Tonight I pulled everything out of the fridge that we've accumulated since our return from Maine, scratched my chin thoughtfully, then put this together. I call it the 'Sloppy Cheeseburger Wrap' and it consists of crumbled burger, kale, arugula, chopped white onion, tomato, bacon, ketchup, mustard, mayonnaise, shredded cheddar, and pickles.

What I made was part genius, part abomination, part thing you would find on the menu of a terrible American restaurant that has a name with an unreferenced possessive like Cheetah's or Sarsaparilla's or Armadillo's.

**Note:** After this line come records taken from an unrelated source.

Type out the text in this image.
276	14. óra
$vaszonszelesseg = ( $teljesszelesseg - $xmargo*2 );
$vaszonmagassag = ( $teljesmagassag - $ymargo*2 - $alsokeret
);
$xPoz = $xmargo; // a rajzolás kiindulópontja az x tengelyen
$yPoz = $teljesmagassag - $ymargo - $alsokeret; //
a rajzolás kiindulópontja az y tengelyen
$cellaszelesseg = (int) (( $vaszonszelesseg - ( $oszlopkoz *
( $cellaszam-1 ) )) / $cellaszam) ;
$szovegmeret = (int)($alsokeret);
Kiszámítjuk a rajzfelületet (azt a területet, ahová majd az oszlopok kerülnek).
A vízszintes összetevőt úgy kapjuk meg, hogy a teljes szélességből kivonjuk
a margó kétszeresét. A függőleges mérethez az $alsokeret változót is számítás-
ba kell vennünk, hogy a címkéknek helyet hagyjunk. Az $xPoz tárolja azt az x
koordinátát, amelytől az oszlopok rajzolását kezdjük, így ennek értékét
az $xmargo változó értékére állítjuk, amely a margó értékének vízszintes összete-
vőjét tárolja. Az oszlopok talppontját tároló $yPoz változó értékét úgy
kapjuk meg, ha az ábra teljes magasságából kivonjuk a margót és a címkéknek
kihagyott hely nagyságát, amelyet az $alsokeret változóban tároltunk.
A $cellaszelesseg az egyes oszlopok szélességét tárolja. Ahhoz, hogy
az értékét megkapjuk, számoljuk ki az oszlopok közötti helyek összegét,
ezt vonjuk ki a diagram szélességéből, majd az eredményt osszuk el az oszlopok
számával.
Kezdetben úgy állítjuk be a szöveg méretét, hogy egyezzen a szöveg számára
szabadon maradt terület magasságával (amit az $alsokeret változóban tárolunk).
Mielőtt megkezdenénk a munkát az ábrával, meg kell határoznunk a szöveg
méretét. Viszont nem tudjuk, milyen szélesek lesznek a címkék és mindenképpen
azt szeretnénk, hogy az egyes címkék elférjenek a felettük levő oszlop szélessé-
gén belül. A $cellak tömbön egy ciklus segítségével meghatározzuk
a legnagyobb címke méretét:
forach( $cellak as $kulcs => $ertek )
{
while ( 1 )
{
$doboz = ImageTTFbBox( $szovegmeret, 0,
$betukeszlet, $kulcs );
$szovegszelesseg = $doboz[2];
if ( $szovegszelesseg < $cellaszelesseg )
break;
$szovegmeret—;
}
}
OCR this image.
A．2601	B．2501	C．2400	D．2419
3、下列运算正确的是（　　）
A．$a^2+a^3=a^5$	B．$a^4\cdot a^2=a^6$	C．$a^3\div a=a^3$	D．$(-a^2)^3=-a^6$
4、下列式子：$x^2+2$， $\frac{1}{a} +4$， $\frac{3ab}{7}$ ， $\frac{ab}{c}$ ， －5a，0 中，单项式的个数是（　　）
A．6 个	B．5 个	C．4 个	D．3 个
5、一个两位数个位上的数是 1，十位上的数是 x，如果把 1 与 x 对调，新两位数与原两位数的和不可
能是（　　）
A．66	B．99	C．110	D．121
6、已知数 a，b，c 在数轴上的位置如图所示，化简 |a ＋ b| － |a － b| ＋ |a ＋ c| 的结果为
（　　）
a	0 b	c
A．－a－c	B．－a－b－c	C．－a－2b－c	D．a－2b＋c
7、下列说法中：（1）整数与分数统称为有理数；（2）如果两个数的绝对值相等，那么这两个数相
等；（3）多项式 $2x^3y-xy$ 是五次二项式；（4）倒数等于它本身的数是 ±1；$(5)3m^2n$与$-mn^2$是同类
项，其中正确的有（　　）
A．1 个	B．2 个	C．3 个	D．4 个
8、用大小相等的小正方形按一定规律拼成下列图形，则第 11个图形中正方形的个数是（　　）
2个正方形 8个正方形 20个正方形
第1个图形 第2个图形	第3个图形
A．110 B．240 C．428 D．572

The surprising thing is that the blueberries we purchased in Maine (twelve days ago, mind you) are still in the fridge. More remarkably they are still in good shape. However, I felt the need to get rid of the remainder so I turned them into blueberry ice cream, inspired by an ice cream I observed in a Maine ice cream shop. After making an extremely lousy strawberry ice cream last month I felt the need for a redemption ice cream. This ice cream was far better than its strawberry cousin though I would opt to put a little less sugar in next time.

Today was a rest day on the Tour de France which means we got to take a break from sitting in a stuffy room and watching men in spandex to sit in a stuffy room and watch awkward vampire romance as we caught up on True Blood.

Blueberry ice cream never tasted so good.